In cases when payment integrity is in question, there is often a pattern of repeatability in the data, such as a large number of patients meeting the same prior authorization requirements. NLP helps payers detect these patterns that lack the natural variability found in legitimate patient records.
In the same respect, NLP can help payers spot unusual data that may be representative of fraud, such as expensive tests for which there is no medical necessity. With its ability to accurately analyze unstructured data to identify anomalies within records, NLP can quickly verify the presence, or lack of, critical data.
While even the most hard-working humans possess limitations on their ability to perform a high amount of chart reviews in a narrow timeframe, NLP automates the process, enabling substantial improvements in scalability. Because some complex medical records may consist of thousands of pages, NLP can drive significant savings in time and money in reviews.

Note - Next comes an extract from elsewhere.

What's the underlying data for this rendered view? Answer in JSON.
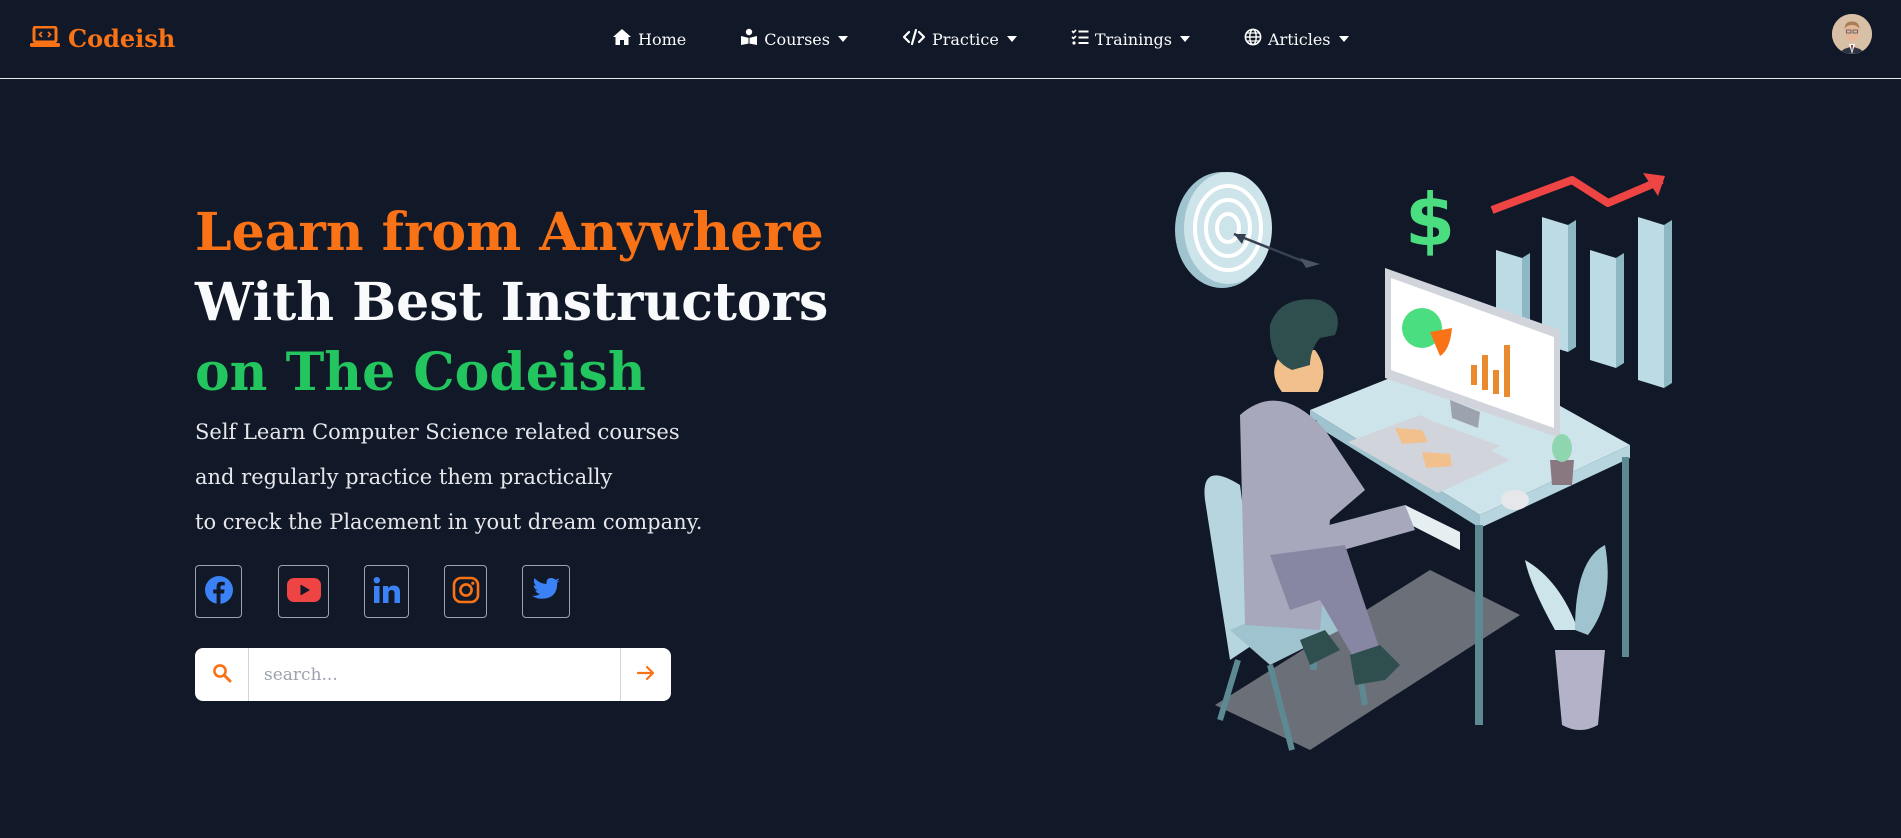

- Population Health Analytics: Many healthcare organizations have leveraged NLP to advance population health initiatives by surfacing new insights from diagnoses buried in patient records. To improve the population of a subset of patients affected by a certain condition, it is essential to identify that condition as early as possible to prescribe the proper interventions before the disease escalates into a more costly issue.
NLP enables speedy and accurate symptom and diagnosis capture, helping healthcare organizations fully understand the disease burden for a given patient. For example, consider a population health initiative aimed at early identification and treatment of patients who are experiencing the beginning phases of chronic obstructive pulmonary disease (COPD). Early symptoms of COPD may include shortness of breath, lack of energy, and swelling in the lower extremities, but this information is often lost in the free text portions of patient records. By using NLP to analyze patient records, a healthcare organization can pinpoint these early signs of COPD and design appropriate care plans for these at-risk patients, leading to population health improvements.
Healthcare’s dirty data problem cannot be solved by manual processes and armies of chart reviewers. To properly perform risk adjustment and payment integrity functions, healthcare organizations must turn to technology to gain efficiencies and cut costs. SaaS-enabled NLP solutions provide the flexibility, scalability, transparency, and security to transform dirty healthcare data into useful, actionable insights.